Nearly 750,000 people have been evacuated in three provinces in the central Philippines as a powerful typhoon has struck the country.
The evacuation took place on Monday when Melor with winds of up to 150 kph (95 mph) made landfall, bringing heavy rain that could cause flooding, landslides and storm surges.
The typhoon slammed into the village of Batag on the northern tip of Samar Island, cancelling about 40 domestic flights and causing 73 ferries and hundreds of fishing boats to remain in port.
The storm is expected to make a second landfall later on Monday near Sorsogon Province, which is located about 385 km (240 miles) southeast of the capital, Manila, on the densely populated island of Luzon. Before that, it will roll across nearby islands.
Authorities in the Asian country have temporarily shut schools and some offices.
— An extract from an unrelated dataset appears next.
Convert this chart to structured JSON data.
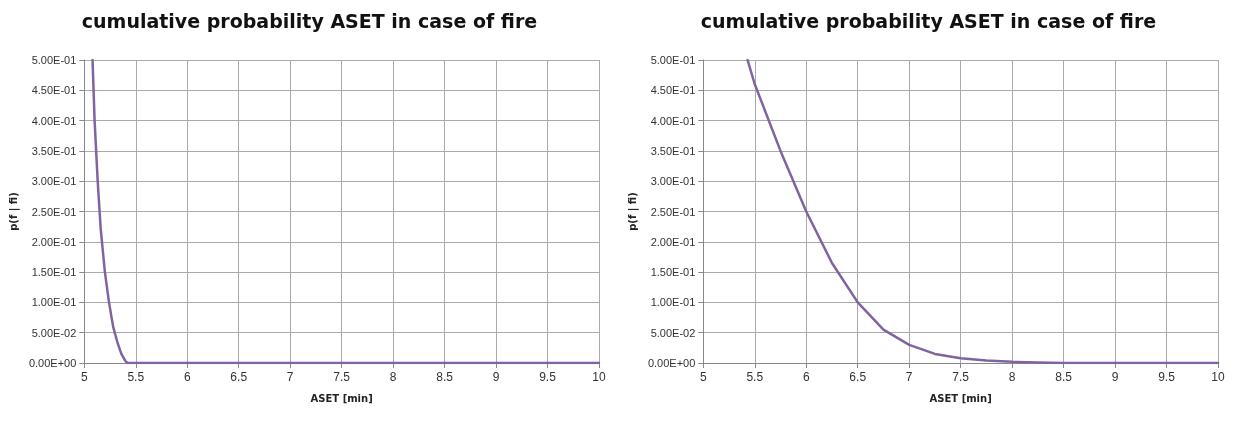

“Melor is a very compact typhoon, so that will prevent its most devastating impacts from extending too far from its center,” said AccuWeather meteorologist Adam Douty, warning that it still might kill people and damage property.
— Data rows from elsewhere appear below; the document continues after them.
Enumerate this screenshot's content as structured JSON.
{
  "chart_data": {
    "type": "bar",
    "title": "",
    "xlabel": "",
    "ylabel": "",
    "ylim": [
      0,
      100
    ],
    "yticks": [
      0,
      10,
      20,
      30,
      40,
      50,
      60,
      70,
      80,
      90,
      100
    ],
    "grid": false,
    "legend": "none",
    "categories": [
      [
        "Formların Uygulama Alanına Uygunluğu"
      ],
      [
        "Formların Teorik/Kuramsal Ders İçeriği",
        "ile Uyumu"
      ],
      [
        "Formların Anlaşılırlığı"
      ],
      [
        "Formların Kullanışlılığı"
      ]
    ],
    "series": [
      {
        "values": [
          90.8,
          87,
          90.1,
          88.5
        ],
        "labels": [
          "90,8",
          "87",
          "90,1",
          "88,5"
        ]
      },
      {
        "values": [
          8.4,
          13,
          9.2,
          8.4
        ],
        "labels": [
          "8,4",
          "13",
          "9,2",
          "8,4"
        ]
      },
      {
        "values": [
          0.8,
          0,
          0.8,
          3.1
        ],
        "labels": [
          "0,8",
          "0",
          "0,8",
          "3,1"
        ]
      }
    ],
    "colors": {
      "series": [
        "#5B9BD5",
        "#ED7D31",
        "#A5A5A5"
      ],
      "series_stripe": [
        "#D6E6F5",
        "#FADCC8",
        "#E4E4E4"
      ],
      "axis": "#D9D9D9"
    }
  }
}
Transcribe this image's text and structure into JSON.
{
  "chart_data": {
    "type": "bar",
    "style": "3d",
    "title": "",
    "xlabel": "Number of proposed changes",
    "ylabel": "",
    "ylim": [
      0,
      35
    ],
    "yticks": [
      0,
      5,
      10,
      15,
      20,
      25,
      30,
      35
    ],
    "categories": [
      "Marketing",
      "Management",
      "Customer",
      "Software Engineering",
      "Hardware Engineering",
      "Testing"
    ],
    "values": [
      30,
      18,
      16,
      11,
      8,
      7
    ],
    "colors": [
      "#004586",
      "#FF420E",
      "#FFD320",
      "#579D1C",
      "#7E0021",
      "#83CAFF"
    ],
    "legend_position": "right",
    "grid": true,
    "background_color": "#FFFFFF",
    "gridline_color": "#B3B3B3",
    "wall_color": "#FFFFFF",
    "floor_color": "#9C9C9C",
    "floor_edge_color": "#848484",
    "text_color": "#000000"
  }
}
Alexander Pama, executive director of the National Disaster Risk Reduction and Management Council, also said that Melor could cause flooding and landslides and create storm surges of up to 4 meters (13 feet) while disrupting power and communications.
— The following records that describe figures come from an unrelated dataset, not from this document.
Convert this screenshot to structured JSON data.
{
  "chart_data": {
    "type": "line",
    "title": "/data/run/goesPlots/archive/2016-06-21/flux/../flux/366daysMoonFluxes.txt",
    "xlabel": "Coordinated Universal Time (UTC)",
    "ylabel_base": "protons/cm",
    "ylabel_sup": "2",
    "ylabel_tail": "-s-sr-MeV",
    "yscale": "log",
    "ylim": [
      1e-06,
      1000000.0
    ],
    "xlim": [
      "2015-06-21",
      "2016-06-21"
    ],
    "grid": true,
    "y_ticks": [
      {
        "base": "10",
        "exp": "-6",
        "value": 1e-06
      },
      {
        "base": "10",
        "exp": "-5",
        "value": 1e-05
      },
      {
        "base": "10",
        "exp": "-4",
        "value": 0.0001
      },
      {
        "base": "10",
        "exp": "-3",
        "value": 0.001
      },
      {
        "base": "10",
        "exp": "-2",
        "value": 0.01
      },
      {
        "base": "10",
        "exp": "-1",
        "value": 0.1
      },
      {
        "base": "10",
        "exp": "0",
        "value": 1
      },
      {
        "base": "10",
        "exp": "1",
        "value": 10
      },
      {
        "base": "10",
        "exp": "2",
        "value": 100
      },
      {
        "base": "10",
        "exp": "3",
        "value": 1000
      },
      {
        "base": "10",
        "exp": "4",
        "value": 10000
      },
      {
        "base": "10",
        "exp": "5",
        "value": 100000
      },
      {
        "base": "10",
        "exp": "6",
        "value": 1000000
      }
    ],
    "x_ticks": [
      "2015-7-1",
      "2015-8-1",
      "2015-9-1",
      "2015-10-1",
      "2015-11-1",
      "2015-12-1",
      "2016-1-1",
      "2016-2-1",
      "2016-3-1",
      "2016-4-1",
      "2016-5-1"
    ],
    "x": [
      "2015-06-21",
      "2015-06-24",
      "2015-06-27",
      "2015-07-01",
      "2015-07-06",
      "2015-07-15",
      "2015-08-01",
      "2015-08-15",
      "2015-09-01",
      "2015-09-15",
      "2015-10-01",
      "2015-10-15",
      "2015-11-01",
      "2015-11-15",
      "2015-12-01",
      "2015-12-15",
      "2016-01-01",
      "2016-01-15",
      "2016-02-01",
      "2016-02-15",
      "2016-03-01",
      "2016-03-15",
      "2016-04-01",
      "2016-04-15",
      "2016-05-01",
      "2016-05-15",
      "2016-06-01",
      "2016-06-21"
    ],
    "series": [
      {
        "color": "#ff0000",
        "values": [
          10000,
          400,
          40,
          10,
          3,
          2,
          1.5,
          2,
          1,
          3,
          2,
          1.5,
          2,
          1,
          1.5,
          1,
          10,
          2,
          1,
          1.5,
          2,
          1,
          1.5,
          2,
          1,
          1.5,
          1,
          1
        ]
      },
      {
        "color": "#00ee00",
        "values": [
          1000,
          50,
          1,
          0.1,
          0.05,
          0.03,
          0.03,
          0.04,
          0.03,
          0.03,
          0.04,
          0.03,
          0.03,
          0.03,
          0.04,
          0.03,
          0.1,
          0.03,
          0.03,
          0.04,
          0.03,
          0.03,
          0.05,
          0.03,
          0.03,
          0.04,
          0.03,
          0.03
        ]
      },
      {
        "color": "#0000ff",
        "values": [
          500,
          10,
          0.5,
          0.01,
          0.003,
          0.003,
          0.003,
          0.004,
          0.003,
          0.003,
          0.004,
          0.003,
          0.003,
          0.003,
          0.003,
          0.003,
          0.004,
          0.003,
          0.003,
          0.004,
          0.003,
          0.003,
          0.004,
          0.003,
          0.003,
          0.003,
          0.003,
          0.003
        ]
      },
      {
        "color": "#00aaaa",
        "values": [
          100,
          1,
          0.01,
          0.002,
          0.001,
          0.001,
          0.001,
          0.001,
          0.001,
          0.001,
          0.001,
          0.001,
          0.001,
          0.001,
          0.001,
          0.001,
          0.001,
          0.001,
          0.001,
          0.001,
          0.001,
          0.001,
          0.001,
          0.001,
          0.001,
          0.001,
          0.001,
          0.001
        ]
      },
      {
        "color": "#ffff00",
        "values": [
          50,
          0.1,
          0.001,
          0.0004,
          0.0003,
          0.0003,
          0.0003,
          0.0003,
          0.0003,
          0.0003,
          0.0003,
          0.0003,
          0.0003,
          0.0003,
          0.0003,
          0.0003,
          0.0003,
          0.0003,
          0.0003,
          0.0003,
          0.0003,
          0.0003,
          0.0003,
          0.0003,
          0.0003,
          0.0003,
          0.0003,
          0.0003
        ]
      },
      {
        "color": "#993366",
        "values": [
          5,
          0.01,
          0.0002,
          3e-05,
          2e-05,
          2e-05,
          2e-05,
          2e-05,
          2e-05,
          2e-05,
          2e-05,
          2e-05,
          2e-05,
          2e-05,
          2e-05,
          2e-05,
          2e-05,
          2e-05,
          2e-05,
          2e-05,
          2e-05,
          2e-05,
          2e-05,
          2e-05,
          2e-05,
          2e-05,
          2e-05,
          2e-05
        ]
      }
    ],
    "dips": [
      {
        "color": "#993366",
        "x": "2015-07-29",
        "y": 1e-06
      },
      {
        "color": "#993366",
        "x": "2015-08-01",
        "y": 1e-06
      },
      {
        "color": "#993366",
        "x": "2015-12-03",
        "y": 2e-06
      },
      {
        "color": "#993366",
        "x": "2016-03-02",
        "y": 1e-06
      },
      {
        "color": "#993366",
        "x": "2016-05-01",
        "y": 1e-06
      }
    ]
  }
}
This comes as the government has issued a public storm alert for about 20 provinces due to strong winds and torrential rains of up to 300 mm (12 inches) within a 300 km (185 miles) radius.
The Philippines witnesses an average of 20 storms every year, with many of them deadly and destructive.
Super Typhoon Haiyan has so far been the deadliest and strongest as it demolished entire towns in the central islands in November 2013. More than 7,350 people were left dead or missing due to the storm.
The Asian country was battered by Typhoon Koppu in October. It killed over 50 people and forced tens of thousands of others to escape their homes in the northern part of the country.